Some have noted that this is the 300th birthday of a truly great American, Benjamin Franklin, born on January 17, 1706. Franklin played an immensely important role in the early history of this nation. But who was Benjamin Franklin, really? Better yet, what did he believe and what difference does it make now?
Franklin was most certainly not an orthodox Christian in the confessional sense of the word. Like many of the founders he had confidence in the principles of right and wrong and most assuredly believed in a God of providence. Franklin often wrote down these principles and certain ideas he was considering at the time. He once wrote what he called "The substance of an intended creed, containing as I thought the essentials of every known religion, and being free of every thing that might shock the professors of any religion." This creed listed the following beliefs of Franklin:
That there is a God who made all things.
That he governs the world by his providence.

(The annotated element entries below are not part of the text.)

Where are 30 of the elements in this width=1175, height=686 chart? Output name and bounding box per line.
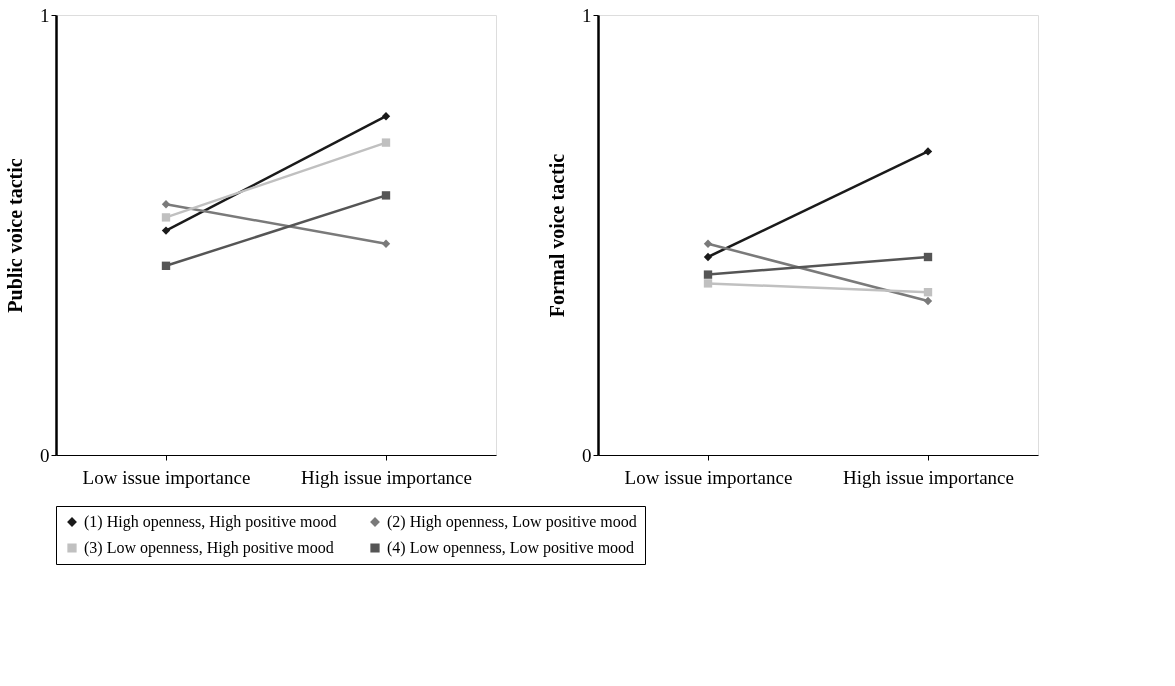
point [161,213,171,222]
point [923,288,933,297]
y-axis-title: Public voice tactic [4,158,26,313]
point [161,200,171,209]
legend-label: (1) High openness, High positive mood [84,513,337,531]
x-tick-label: High issue importance [301,466,472,488]
point [381,239,391,248]
point [923,252,933,262]
y-tick-label: 1 [40,4,50,26]
legend-label: (2) High openness, Low positive mood [387,513,637,531]
point [381,138,391,147]
x-tick-label: Low issue importance [82,466,251,488]
point [703,270,713,279]
y-tick-label: 1 [582,4,592,26]
legend-label: (4) Low openness, Low positive mood [387,539,635,557]
point [161,226,171,235]
point [381,112,391,121]
point [923,147,933,156]
point [923,296,933,306]
point [703,279,713,288]
point [703,252,713,262]
y-tick-label: 0 [582,444,592,466]
x-tick-label: Low issue importance [624,466,793,488]
point [161,261,171,270]
y-tick-label: 0 [40,444,50,466]
point [381,191,391,200]
legend-label: (3) Low openness, High positive mood [84,539,334,557]
point [703,239,713,248]
y-axis-title: Formal voice tactic [546,153,568,318]
x-tick-label: High issue importance [843,466,1014,488]
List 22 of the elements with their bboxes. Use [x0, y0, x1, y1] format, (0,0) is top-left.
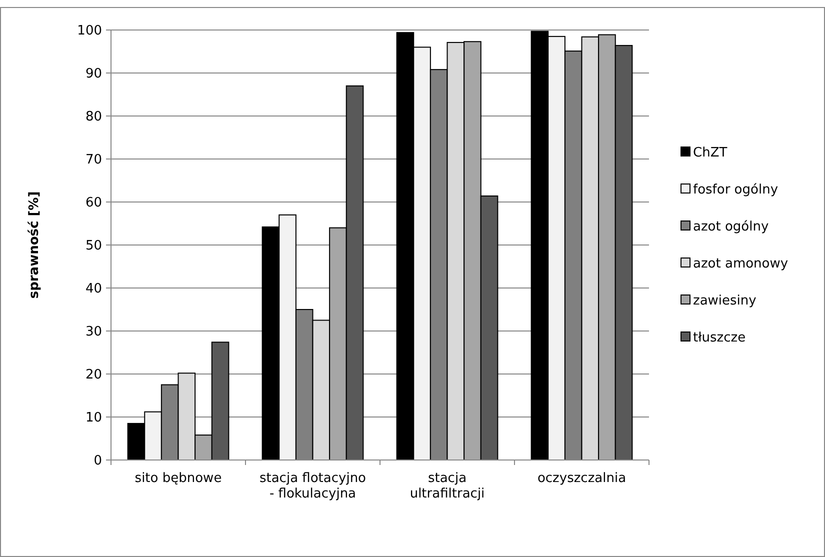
x-tick-label: oczyszczalnia	[537, 471, 626, 486]
x-tick-label: stacja ultrafiltracji	[410, 471, 485, 502]
y-tick-label: 40	[85, 282, 102, 297]
y-axis-title: sprawność [%]	[27, 191, 42, 299]
y-tick-label: 100	[77, 24, 102, 39]
legend-label: zawiesiny	[693, 294, 757, 309]
y-tick-label: 60	[85, 196, 102, 211]
y-tick-label: 90	[85, 66, 102, 82]
x-tick-label: sito bębnowe	[134, 471, 222, 486]
legend-label: azot amonowy	[693, 256, 788, 272]
y-tick-label: 20	[85, 368, 102, 383]
y-tick-label: 0	[94, 454, 102, 469]
y-tick-label: 10	[85, 410, 102, 426]
y-tick-label: 80	[85, 110, 102, 125]
y-tick-label: 50	[85, 238, 102, 254]
legend-label: ChZT	[693, 146, 728, 161]
legend-label: fosfor ogólny	[693, 182, 778, 198]
legend-label: tłuszcze	[693, 330, 746, 346]
x-tick-label: stacja flotacyjno - flokulacyjna	[259, 471, 366, 502]
y-tick-label: 70	[85, 152, 102, 168]
y-tick-label: 30	[85, 324, 102, 340]
legend-label: azot ogólny	[693, 220, 769, 235]
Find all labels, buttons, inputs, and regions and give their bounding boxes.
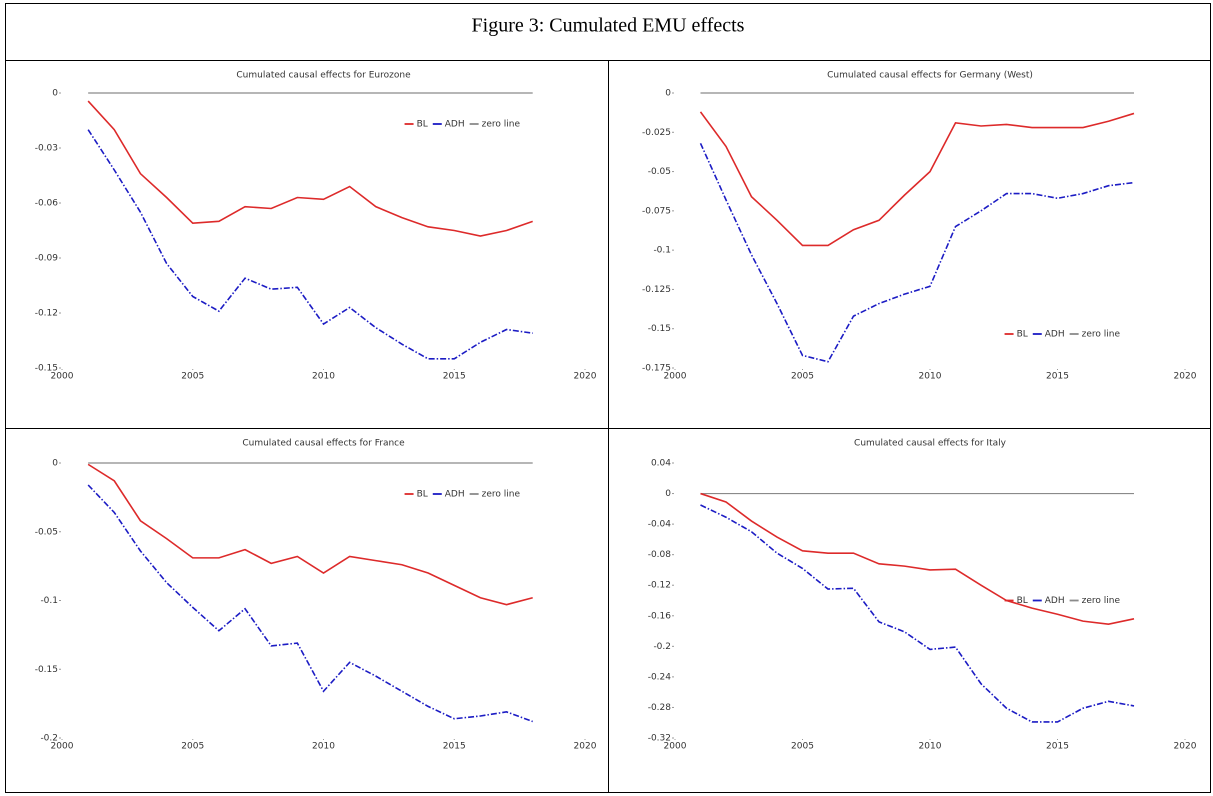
series-line [699, 142, 1135, 363]
y-tick-label: -0.12 [648, 581, 671, 591]
y-tick-label: -0.1 [40, 596, 58, 606]
x-tick-label: 2015 [443, 372, 466, 382]
x-tick-label: 2015 [443, 742, 466, 752]
y-tick-label: 0 [52, 89, 58, 99]
legend-label: zero line [482, 120, 521, 130]
x-tick-label: 2020 [1174, 742, 1197, 752]
y-tick-label: -0.16 [648, 611, 672, 621]
chart-title: Cumulated causal effects for France [242, 439, 405, 449]
x-tick-label: 2000 [664, 372, 687, 382]
y-tick-label: -0.15 [35, 665, 58, 675]
legend-label: ADH [445, 120, 465, 130]
y-tick-label: 0 [665, 489, 671, 499]
x-tick-label: 2020 [574, 742, 597, 752]
legend-label: BL [417, 490, 428, 500]
y-tick-label: -0.06 [35, 199, 59, 209]
y-tick-label: -0.32 [648, 734, 671, 744]
x-tick-label: 2000 [664, 742, 687, 752]
chart-title: Cumulated causal effects for Italy [854, 439, 1007, 449]
series-line [87, 129, 533, 360]
y-tick-label: -0.075 [642, 206, 671, 216]
legend-label: BL [1017, 330, 1028, 340]
legend-label: BL [417, 120, 428, 130]
y-tick-label: 0 [52, 459, 58, 469]
y-tick-label: -0.15 [35, 364, 58, 374]
legend-label: zero line [1082, 330, 1121, 340]
x-tick-label: 2005 [791, 742, 814, 752]
x-tick-label: 2005 [181, 372, 204, 382]
chart-title: Cumulated causal effects for Germany (We… [827, 71, 1033, 81]
y-tick-label: -0.1 [653, 246, 671, 256]
x-tick-label: 2010 [312, 372, 335, 382]
y-tick-label: -0.03 [35, 144, 58, 154]
x-tick-label: 2010 [312, 742, 335, 752]
x-tick-label: 2015 [1046, 742, 1069, 752]
x-tick-label: 2000 [51, 372, 74, 382]
chart-title: Cumulated causal effects for Eurozone [236, 71, 411, 81]
x-tick-label: 2020 [1174, 372, 1197, 382]
figure-title: Figure 3: Cumulated EMU effects [472, 15, 745, 37]
legend-label: zero line [482, 490, 521, 500]
legend-label: ADH [445, 490, 465, 500]
x-tick-label: 2010 [919, 372, 942, 382]
series-line [87, 463, 533, 606]
legend: BL ADH zero line [404, 490, 521, 500]
y-tick-label: -0.08 [648, 550, 672, 560]
legend-label: ADH [1045, 330, 1065, 340]
legend-label: zero line [1082, 596, 1121, 606]
series-line [87, 100, 533, 237]
legend: BL ADH zero line [404, 120, 521, 130]
y-tick-label: -0.125 [642, 285, 671, 295]
y-tick-label: 0.04 [651, 459, 671, 469]
series-line [700, 504, 1135, 723]
legend: BL ADH zero line [1004, 330, 1121, 340]
x-tick-label: 2005 [181, 742, 204, 752]
x-tick-label: 2020 [574, 372, 597, 382]
y-tick-label: -0.2 [653, 642, 671, 652]
y-tick-label: -0.05 [35, 527, 58, 537]
x-tick-label: 2000 [51, 742, 74, 752]
y-tick-label: -0.175 [642, 364, 671, 374]
x-tick-label: 2010 [919, 742, 942, 752]
legend-label: ADH [1045, 596, 1065, 606]
y-tick-label: 0 [665, 89, 671, 99]
y-tick-label: -0.24 [648, 672, 672, 682]
y-tick-label: -0.09 [35, 254, 59, 264]
legend: BL ADH zero line [1004, 596, 1121, 606]
series-line [87, 484, 533, 723]
y-tick-label: -0.04 [648, 520, 672, 530]
y-tick-label: -0.15 [648, 324, 671, 334]
legend-label: BL [1017, 596, 1028, 606]
y-tick-label: -0.12 [35, 309, 58, 319]
x-tick-label: 2005 [791, 372, 814, 382]
y-tick-label: -0.05 [648, 167, 671, 177]
y-tick-label: -0.2 [40, 734, 58, 744]
series-line [700, 492, 1135, 625]
y-tick-label: -0.28 [648, 703, 672, 713]
x-tick-label: 2015 [1046, 372, 1069, 382]
y-tick-label: -0.025 [642, 128, 671, 138]
series-line [699, 111, 1135, 247]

That he ought to be worshipped by adoration, prayer and thanksgiving.
But that the most acceptable service of God is doing good to man.
That the soul is immortal.
And that God will certainly reward virtue and punish vice either here or hereafter.
And in a letter to Ezra Stiles, written on March 9, 1790, Franklin added:
As to Jesus of Nazareth, my opinion of whom you particularly desire, I think the system of morals and his religion as he left them to us, the best the world ever saw or is likely to see; but I apprehend it has received various corrupting changes, and I have, with most of the present Dissenters in England, some doubts as to his divinity; tho’ it is a question I do not dogmatize upon, having never studied it, and think it needless to busy myself with it now when I expect soon an opportunity of knowing the truth with less trouble [Franklin was 84 when he wrote this letter]. I see no harm, however, in its being believed, if that belief has the good consequence, as probably it has, of making his doctrines more respected and better observed (italics mine).
Franklin was a good friend of the famous Anglican evangelist George Whitefield, who often urged him to believe the gospel. He relates an unusual, and quite humorous, story about hearing Whitefield preach in Philadelphia to a very large crowd. When an offering was taken for Whitefield’s Georgia orphanage, Franklin gave much more than he planned because of the effect that Whitefield’s earnest appeal had upon his heart and mind.
In today’s Philadelphia Inquirer David Blankenhorn argues that Franklin’s greatest contribution to society, at least today, is the character trait of thrift. He suggests that this is "a complex idea." It means more than managing one’s finances, or merely accumulating wealth. The core idea in Franklin’s thought seems to have been "industry" (diligence) and "frugality" (conservation). The contrary ideas to these are idleness and waste.
Franklin’s idea of thrift also included the pleasure principle, rightly so, and opposed hoarding or seeking wealth simply for wealth’s sake. He saw wealth as "a pathway to humane moral values" adds Blankenhorn. This idea was progressive and broad. It was also nonpartisan and clearly formed charitable behavior.
Thrift sounds "quaint" in the modern context, says Blankenhorn, but we could do much worse than to regain it when we consider how to build true community in the modern world. Franklin’s thought, at similar points, is still worth considering. Poor Richard’s Almanac is still a good place to start.